Petrol ya da kömürle işleyen fabrikalar atmosfere fazla miktarda zehirli gaz ve kimyasal madde yayar. Bunlar yağmur ve karla birleşerek yüzlerce kilometre uzağa asit yağmurları olarak yağar. Asit yağmurlarının yağdığı yerlerde ağaçlar hasar görür, göllerde yaşam sona erer.
Asit yağmurlarının yüzlerce kilometre uzağa yağmasının nedeni rüzgardır.
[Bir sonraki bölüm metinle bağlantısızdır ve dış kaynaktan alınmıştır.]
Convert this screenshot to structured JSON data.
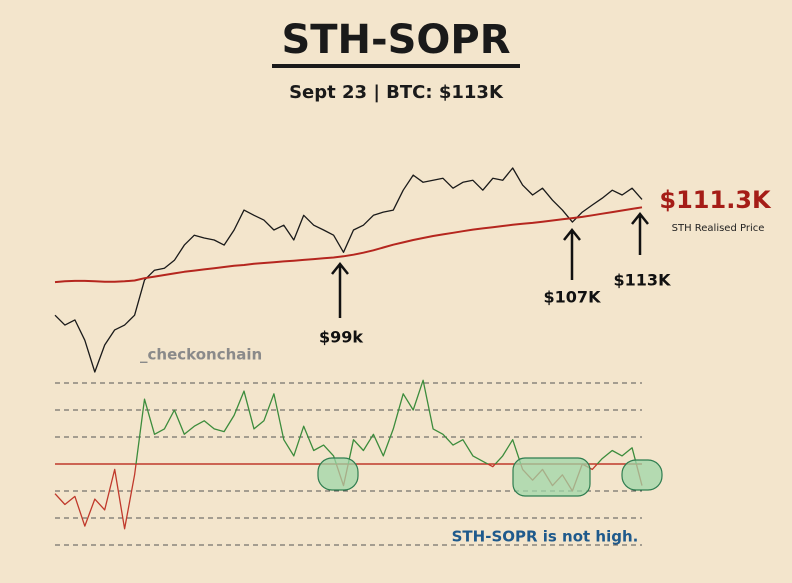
{
  "chart_data": [
    {
      "type": "line",
      "title": "STH-SOPR",
      "subtitle": "Sept 23 | BTC: $113K",
      "watermark": "_checkonchain",
      "ylim": [
        67.6,
        122.9
      ],
      "series": [
        {
          "color": "#1a1a1a",
          "values": [
            83.9,
            81.4,
            82.7,
            77.6,
            69.6,
            76.4,
            80.2,
            81.4,
            83.9,
            92.7,
            95.2,
            95.7,
            97.7,
            101.5,
            104.0,
            103.3,
            102.8,
            101.5,
            105.3,
            110.3,
            109.0,
            107.8,
            105.3,
            106.5,
            102.8,
            109.0,
            106.5,
            105.3,
            104.0,
            99.7,
            105.3,
            106.5,
            109.0,
            109.8,
            110.3,
            115.3,
            119.1,
            117.3,
            117.8,
            118.3,
            115.8,
            117.3,
            117.8,
            115.3,
            118.3,
            117.8,
            120.9,
            116.6,
            114.1,
            115.8,
            112.8,
            110.3,
            107.3,
            109.8,
            111.6,
            113.3,
            115.3,
            114.1,
            115.8,
            113.0
          ]
        },
        {
          "name": "STH Realised Price",
          "color": "#b5261e",
          "values": [
            92.2,
            92.4,
            92.5,
            92.5,
            92.4,
            92.3,
            92.3,
            92.4,
            92.6,
            93.2,
            93.6,
            94.0,
            94.4,
            94.8,
            95.1,
            95.4,
            95.7,
            96.0,
            96.3,
            96.5,
            96.8,
            97.0,
            97.2,
            97.4,
            97.6,
            97.8,
            98.0,
            98.2,
            98.4,
            98.7,
            99.1,
            99.6,
            100.2,
            100.9,
            101.6,
            102.2,
            102.8,
            103.3,
            103.8,
            104.2,
            104.6,
            105.0,
            105.4,
            105.7,
            106.0,
            106.3,
            106.6,
            106.9,
            107.1,
            107.4,
            107.7,
            108.0,
            108.3,
            108.6,
            109.0,
            109.4,
            109.8,
            110.2,
            110.6,
            111.0
          ]
        }
      ],
      "annotations": [
        "$99k",
        "$107K",
        "$113K",
        "$111.3K"
      ]
    },
    {
      "type": "line",
      "note": "STH-SOPR is not high.",
      "ylim": [
        0.965,
        1.035
      ],
      "yticks": [
        0.97,
        0.98,
        0.99,
        1,
        1.01,
        1.02,
        1.03
      ],
      "neutral_line": {
        "value": 1,
        "color": "#c0392b"
      },
      "series": [
        {
          "color": "#3c8c3c",
          "below_color": "#c0392b",
          "values": [
            0.989,
            0.985,
            0.988,
            0.977,
            0.987,
            0.983,
            0.998,
            0.976,
            0.996,
            1.024,
            1.011,
            1.013,
            1.02,
            1.011,
            1.014,
            1.016,
            1.013,
            1.012,
            1.018,
            1.027,
            1.013,
            1.016,
            1.026,
            1.009,
            1.003,
            1.014,
            1.005,
            1.007,
            1.003,
            0.992,
            1.009,
            1.005,
            1.011,
            1.003,
            1.013,
            1.026,
            1.02,
            1.031,
            1.013,
            1.011,
            1.007,
            1.009,
            1.003,
            1.001,
            0.999,
            1.003,
            1.009,
            0.998,
            0.994,
            0.998,
            0.992,
            0.996,
            0.99,
            1.0,
            0.998,
            1.002,
            1.005,
            1.003,
            1.006,
            0.992
          ]
        }
      ]
    }
  ]
}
Örneğin, İngiltere'deki fabrikalarca atmosfere yayılan kimyasal maddeler rüzgarla İsviçre'ye taşınmış ve İsviçre'deki göllerde yaşayan balık ve bitkilerin büyük kısmını öldürmüştür.
Asit yağmuru toprağın kimyasal yapısını ve biyolojik koşullarını etkilemektedir. Toprağın yapısında bulunan kalsiyum, magnezyum gibi elementleri yıkayarak taban suyuna taşımakta, toprağın zayıflamasına ve zirai verimin düşmesine neden olmaktadır. Toprağın asitleşmesine en çok katkıda bulunan maddeler, atmosferde birikme sonucu toprağa geçen kükürt bileşikleridir. Azot bileşikleri ise bitkilerin özümseyeceği miktardan fazla olduğu zaman toprağın asitleşmesinde rol oynamaktadır.
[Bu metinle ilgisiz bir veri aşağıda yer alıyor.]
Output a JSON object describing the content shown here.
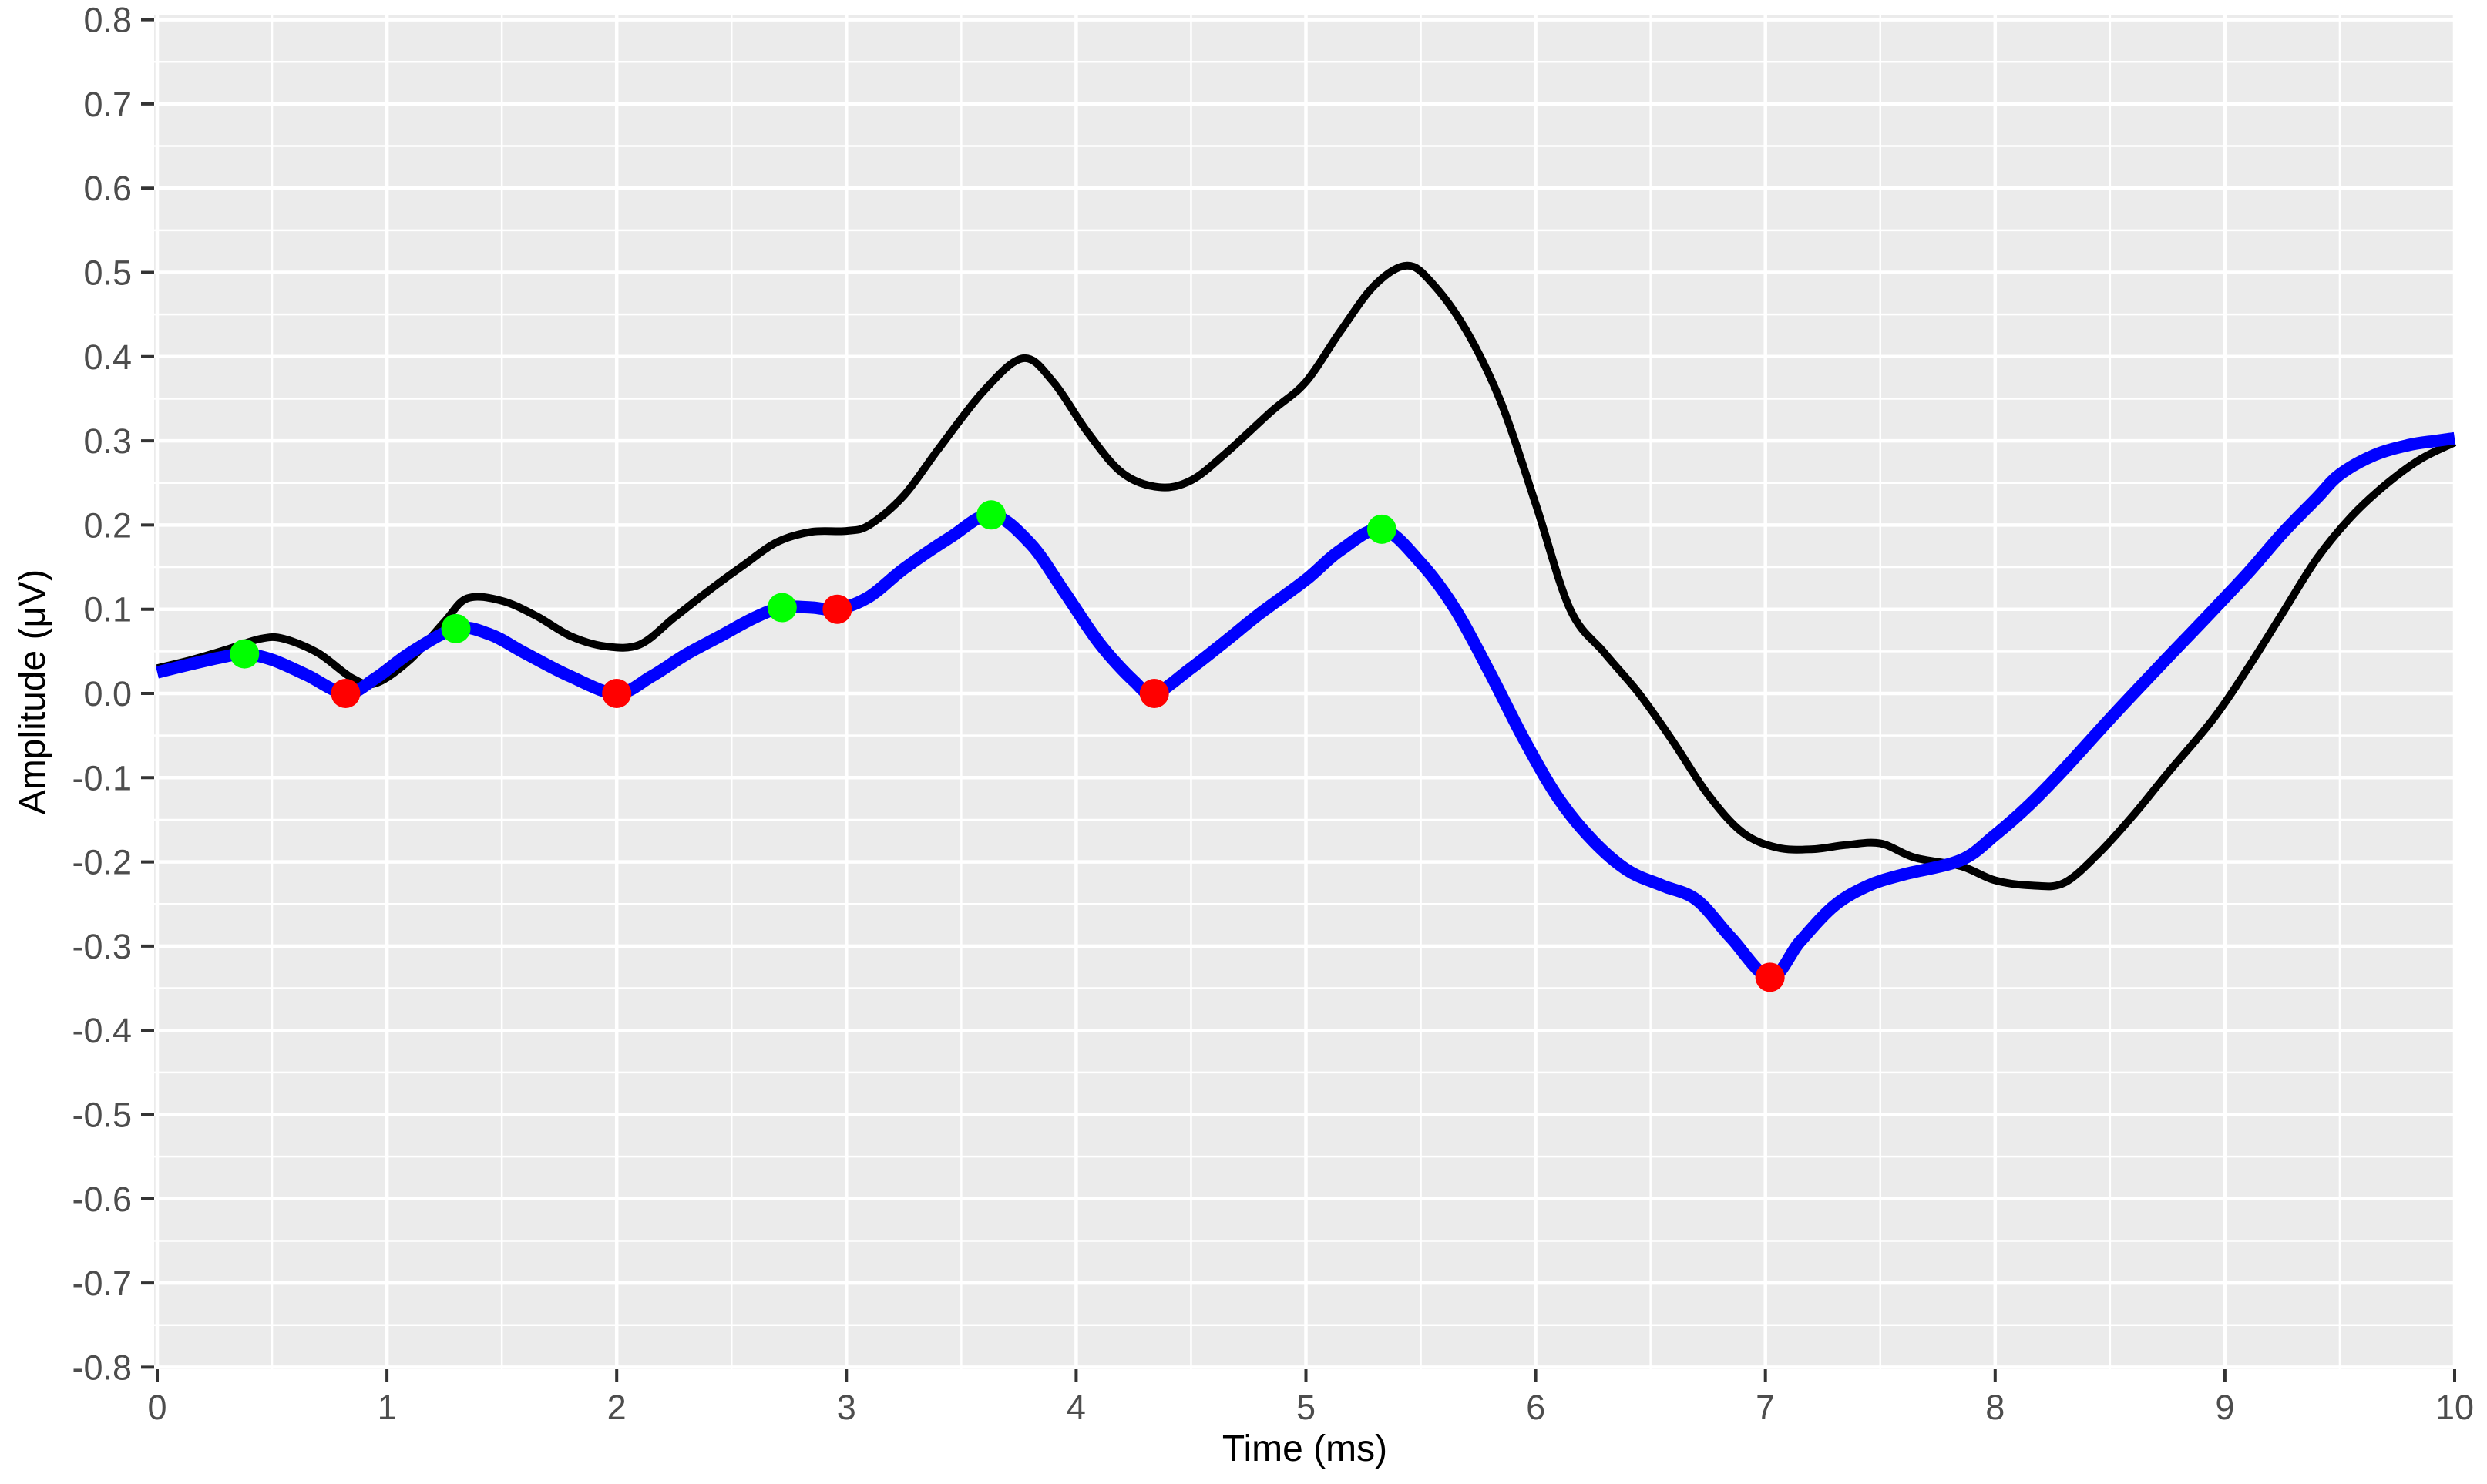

Asitleşmenin çevre üzerinde dolaylı olmakla birlikte yine çok önemli etkilerinden biri de, endüstriyel faaliyetler sonucu oluşan asit nemidir. Toprağa ya da göl yataklarına inmiş civa, kadmiyum ya da alüminyum gibi zehirli maddelerle tepkimeye girebilmekte ve normal koşullar altında çözünmez sayılan bu maddeler, asidik nemle tepkimenin sonucunda, besin zinciri ya da içme suyu yoluyla bitki, hayvan ve insana ulaşıp toksik etkiler yaratmaktadır. Ağaç köklerinin besin toplama yeteneğinin bozulmasının sorumlusu da gene asitleşme sonucunda toprakta harekete geçen alüminyumdur.
Büyük şehirlerin çoğunda insan yapısı bina ve anıtlara asit yağmurlarının yaptığı zararın göstergesi çoktur. Tarihi yapılar, binalar, açık metal yüzeyler, boya kaplamalar ve bazı plastikler, sülfürdioksit ve yağışın sulandırdığı bu asitten dolayı bozulma gösterir.
İNSAN SAĞLIĞI ÜZERİNDEKİ ETKİLERİ
Asit yağmurlarının insan sağlığı üzerindeki etkileri konusunda üzerine yapılan araştırmalar sonucunda asit depolanmasının insan sağlığı üzerinde dolaylı ve dolaysız olmak üzere 2 tür etkisi belirlenmiştir. Bu güne kadar yapılan araştırmalar henüz asit depolanmasının insanlar üzerinde dolaysız bir etkisini belirleyememiştir. Bununla beraber deri, göz ve solunum sistemindeki direkt etkileri dikkat çekicidir. pH 4.6’ ya kadar asitlenmiş göl sularında insan ve tavşan denekleri üzerinde yapılan araştırmalarda belirli bir takım etkiler belirlenmiş, pH’ ın 4 ten düşük olduğu değerlerde gözde tahriş ve kızarıklık oluşmuştur.
Asidik zerrecikler genellikle sülfürdioksit ve nitrikoksitlerin atmosferdeki dispersiyonu ile oluşur. Sonuçta oluşan nitrik ve sülfürik asit diğer partiküller (toz, is, kurum, duman vs) üzerine yapışır.